ГЛАВА ВТОРАЯ, И ПОСЛЕДНЯЯ
С того дня господин Пера ничего не ждал с таким нетерпением и ничего не читал с таким жадным интересом, как официальную «Сербскую газету». Только ее он и читал, да и то
из-за декретов, весьма частых и пространных. Шли дни, выходил номер за номером официальной газеты, а обещание господина министра все еще оставалось обещанием.Поустроились почти все, кто ждал и надеялся. Не стало старых посетителей; все реже попадаются перешитые униформы с костяными пуговицами. На каждом шагу можно встретить того, кто спорол со своей полицейской или ведомственной униформы костяные пуговицы и пришил металлические, хранившиеся вместе с жениными драгоценностями в ожидании лучших времен, которые наконец настали; на каждом шагу встречаются те, кто, сбросив фетровую шляпу, надел форменную фуражку, получил суточные, дал отвальную, не отдав долги, и исчез в провинции. А вместо старых посетителей появляются новые, опять же в перешитых мундирах, с костяными пуговицами на месте металлических. Из старых остался один-единственный господин Пера.

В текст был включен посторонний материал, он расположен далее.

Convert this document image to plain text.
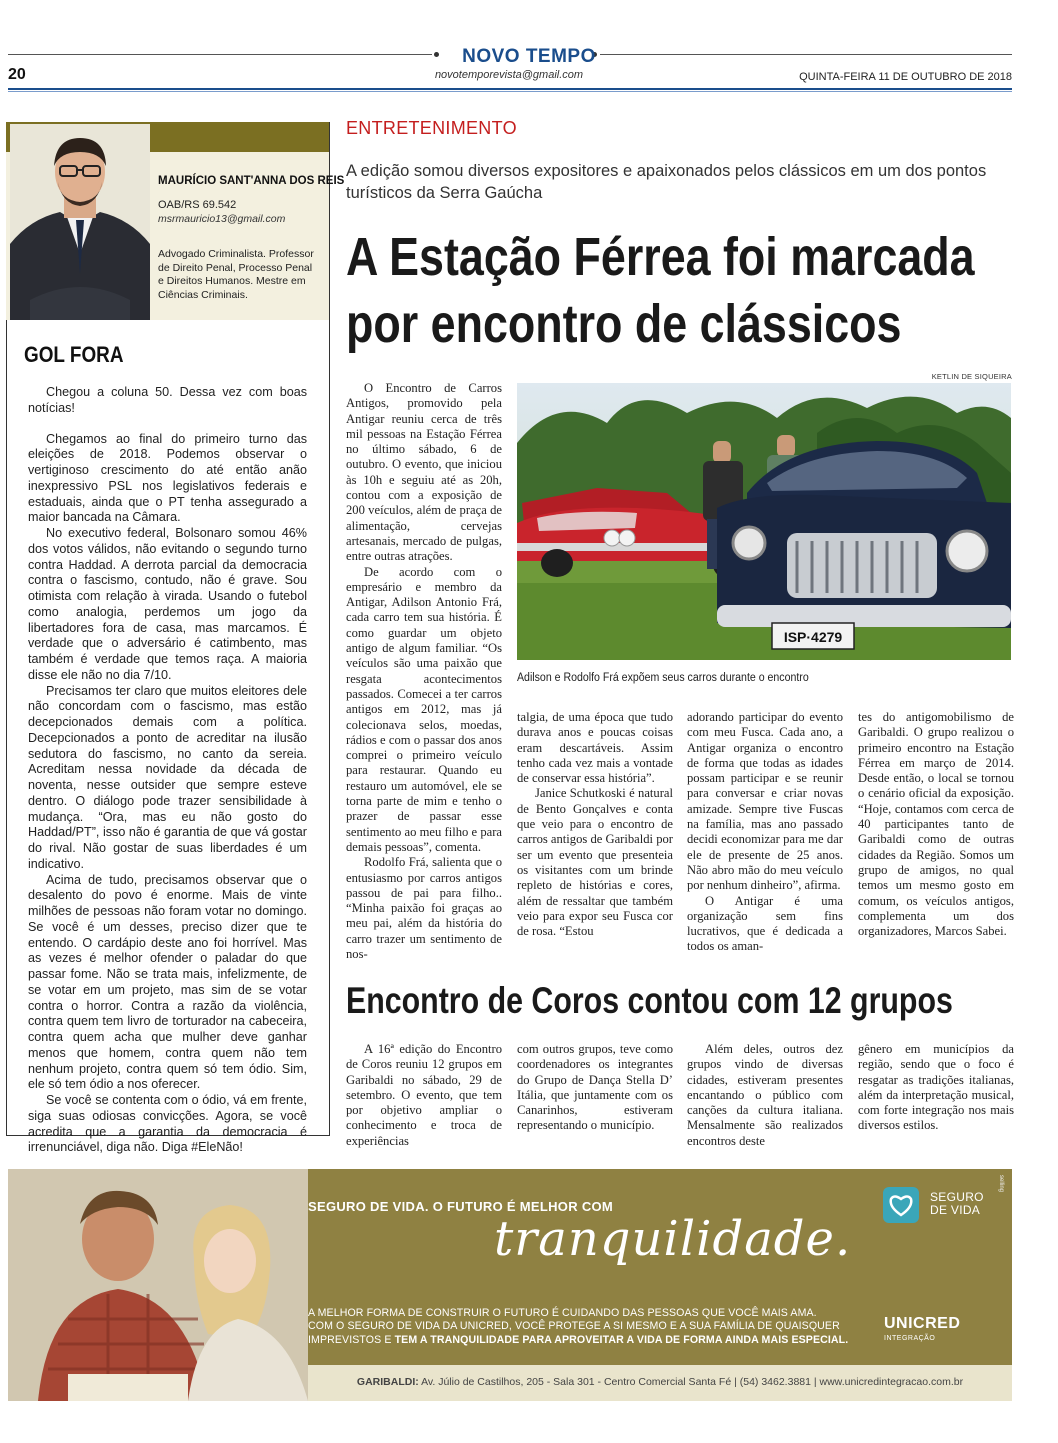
NOVO TEMPO
novotemporevista@gmail.com
20	QUINTA-FEIRA 11 DE OUTUBRO DE 2018
MAURÍCIO SANT'ANNA DOS REIS
OAB/RS 69.542
msrmauricio13@gmail.com
Advogado Criminalista. Professor de Direito Penal, Processo Penal e Direitos Humanos. Mestre em Ciências Criminais.
GOL FORA

Chegou a coluna 50. Dessa vez com boas notícias!

Chegamos ao final do primeiro turno das eleições de 2018. Podemos observar o vertiginoso crescimento do até então anão inexpressivo PSL nos legislativos federais e estaduais, ainda que o PT tenha assegurado a maior bancada na Câmara.

No executivo federal, Bolsonaro somou 46% dos votos válidos, não evitando o segundo turno contra Haddad. A derrota parcial da democracia contra o fascismo, contudo, não é grave. Sou otimista com relação à virada. Usando o futebol como analogia, perdemos um jogo da libertadores fora de casa, mas marcamos. É verdade que o adversário é catimbento, mas também é verdade que temos raça. A maioria disse ele não no dia 7/10.

Precisamos ter claro que muitos eleitores dele não concordam com o fascismo, mas estão decepcionados demais com a política. Decepcionados a ponto de acreditar na ilusão sedutora do fascismo, no canto da sereia. Acreditam nessa novidade da década de noventa, nesse outsider que sempre esteve dentro. O diálogo pode trazer sensibilidade à mudança. “Ora, mas eu não gosto do Haddad/PT”, isso não é garantia de que vá gostar do rival. Não gostar de suas liberdades é um indicativo.

Acima de tudo, precisamos observar que o desalento do povo é enorme. Mais de vinte milhões de pessoas não foram votar no domingo. Se você é um desses, preciso dizer que te entendo. O cardápio deste ano foi horrível. Mas as vezes é melhor ofender o paladar do que passar fome. Não se trata mais, infelizmente, de se votar em um projeto, mas sim de se votar contra o horror. Contra a razão da violência, contra quem tem livro de torturador na cabeceira, contra quem acha que mulher deve ganhar menos que homem, contra quem não tem nenhum projeto, contra quem só tem ódio. Sim, ele só tem ódio a nos oferecer.

Se você se contenta com o ódio, vá em frente, siga suas odiosas convicções. Agora, se você acredita que a garantia da democracia é irrenunciável, diga não. Diga #EleNão!

ENTRETENIMENTO
A edição somou diversos expositores e apaixonados pelos clássicos em um dos pontos turísticos da Serra Gaúcha
A Estação Férrea foi marcada
por encontro de clássicos
KETLIN DE SIQUEIRA
ISP·4279
Adilson e Rodolfo Frá expõem seus carros durante o encontro

O Encontro de Carros Antigos, promovido pela Antigar reuniu cerca de três mil pessoas na Estação Férrea no último sábado, 6 de outubro. O evento, que iniciou às 10h e seguiu até as 20h, contou com a exposição de 200 veículos, além de praça de alimentação, cervejas artesanais, mercado de pulgas, entre outras atrações.

De acordo com o empresário e membro da Antigar, Adilson Antonio Frá, cada carro tem sua história. É como guardar um objeto antigo de algum familiar. “Os veículos são uma paixão que resgata acontecimentos passados. Comecei a ter carros antigos em 2012, mas já colecionava selos, moedas, rádios e com o passar dos anos comprei o primeiro veículo para restaurar. Quando eu restauro um automóvel, ele se torna parte de mim e tenho o prazer de passar esse sentimento ao meu filho e para demais pessoas”, comenta.

Rodolfo Frá, salienta que o entusiasmo por carros antigos passou de pai para filho.. “Minha paixão foi graças ao meu pai, além da história do carro trazer um sentimento de nos-

talgia, de uma época que tudo durava anos e poucas coisas eram descartáveis. Assim tenho cada vez mais a vontade de conservar essa história”.

Janice Schutkoski é natural de Bento Gonçalves e conta que veio para o encontro de carros antigos de Garibaldi por ser um evento que presenteia os visitantes com um brinde repleto de histórias e cores, além de ressaltar que também veio para expor seu Fusca cor de rosa. “Estou

adorando participar do evento com meu Fusca. Cada ano, a Antigar organiza o encontro de forma que todas as idades possam participar e se reunir para conversar e criar novas amizade. Sempre tive Fuscas na família, mas ano passado decidi economizar para me dar ele de presente de 25 anos. Não abro mão do meu veículo por nenhum dinheiro”, afirma.

O Antigar é uma organização sem fins lucrativos, que é dedicada a todos os aman-

tes do antigomobilismo de Garibaldi. O grupo realizou o primeiro encontro na Estação Férrea em março de 2014. Desde então, o local se tornou o cenário oficial da exposição. “Hoje, contamos com cerca de 40 participantes tanto de Garibaldi como de outras cidades da Região. Somos um grupo de amigos, no qual temos um mesmo gosto em comum, os veículos antigos, complementa um dos organizadores, Marcos Sabei.

Encontro de Coros contou com 12 grupos

A 16ª edição do Encontro de Coros reuniu 12 grupos em Garibaldi no sábado, 29 de setembro. O evento, que tem por objetivo ampliar o conhecimento e troca de experiências

com outros grupos, teve como coordenadores os integrantes do Grupo de Dança Stella D’ Itália, que juntamente com os Canarinhos, estiveram representando o município.

Além deles, outros dez grupos vindo de diversas cidades, estiveram presentes encantando o público com canções da cultura italiana. Mensalmente são realizados encontros deste

gênero em municípios da região, sendo que o foco é resgatar as tradições italianas, além da interpretação musical, com forte integração nos mais diversos estilos.

SEGURO DE VIDA. O FUTURO É MELHOR COM
tranquilidade.
SEGURO
DE VIDA
A MELHOR FORMA DE CONSTRUIR O FUTURO É CUIDANDO DAS PESSOAS QUE VOCÊ MAIS AMA.
COM O SEGURO DE VIDA DA UNICRED, VOCÊ PROTEGE A SI MESMO E A SUA FAMÍLIA DE QUAISQUER
IMPREVISTOS E TEM A TRANQUILIDADE PARA APROVEITAR A VIDA DE FORMA AINDA MAIS ESPECIAL.
UNICRED
INTEGRAÇÃO
GARIBALDI: Av. Júlio de Castilhos, 205 - Sala 301 - Centro Comercial Santa Fé | (54) 3462.3881 | www.unicredintegracao.com.br
selling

Объявили новые выборы. Избрали новую скупщину, куда вошли одни сторонники правительства, стало быть, и его собственные, — а он по-прежнему не у дел!
Сердитый на министра, все еще не сдержавшего слова, господин Пера начал ворчать и роптать. Когда его спрашивали: «Как дела?», он коротко отвечал: «Никак. Уму непостижимо!» И яростно пускал густой дым через нос. Друзья и единомышленники старались успокоить его и утешить, говоря, что все на свете министры врут. Но слова эти были для него слабым утешением. И в самом деле, зачем повторять ему то, что он знал и без них и против чего никогда не возражал. Но почему именно он должен служить доказательством этой всем известной истины! И потому утешала его лишь фраза, которую он довольно часто повторял, разговаривая с людьми: «Кто знает, что еще будет!»
Он снова отправился к господину министру. О нем доложили, впустили в кабинет, но принял его не министр, а начальник канцелярии.
— Сударь, — начал господин Пера, — если ожидание идет на пользу, то я, ей-богу, наждался досыта!
— Не кипятись, — говорит господин начальник, — ты не один!
— Ей-богу, я остался совсем один!
— Как это один? — удивился господин начальник.
— А так! — отвечает господин Пера. — Все давно уже порасселись по местам, словно на именинах. И кого только нет, как на поминках!.. А друг и «наш человек», как вы изволите выражаться, может и подождать… Как надо проводить на курорт супругу господина начальника или очернить ни в чем не повинных людей в газетах, посылают за господином Перой, а как раздавать места и чины, то дают Павлу Павловичу, злейшему врагу нашей партии…
— Приходится! Что поделаешь, и противников надо переманивать на свою сторону!
— Верно, а нам… Когда… — начал было господин Пера, но осекся и только рукой махнул.
— Полегче… полегче! — наставляет его господин начальник. — Как говорится: тише едешь, дальше будешь.
— Ну уж коли мы перешли на пословицы, у меня тоже есть: куда ни кинь, все клин.
Господин начальник лишь взглянул на него, можно сказать, резанул взглядом и холодно спросил:
— Итак, чего ты, брат, хочешь? Говори прямо.
— Хочу место, и как можно скорее!.. Я не какой-нибудь новичок… Я за эти принципы борюсь целых семнадцать лет… и вправе…
— Разумеется, вправе, кто говорит, что не вправе?
— Итак, я прошу… я требую место, и я не оставлю вас в покое до тех самых пор, пока не получу его!.. Посмотрите, кто ходатайствует за меня! — сказал господин Пера и подал ему несколько запечатанных конвертов.
Господин начальник стал вскрывать конверты, смотреть на подписи и бегло просматривать содержание. На одном письме, однако, он задержался дольше.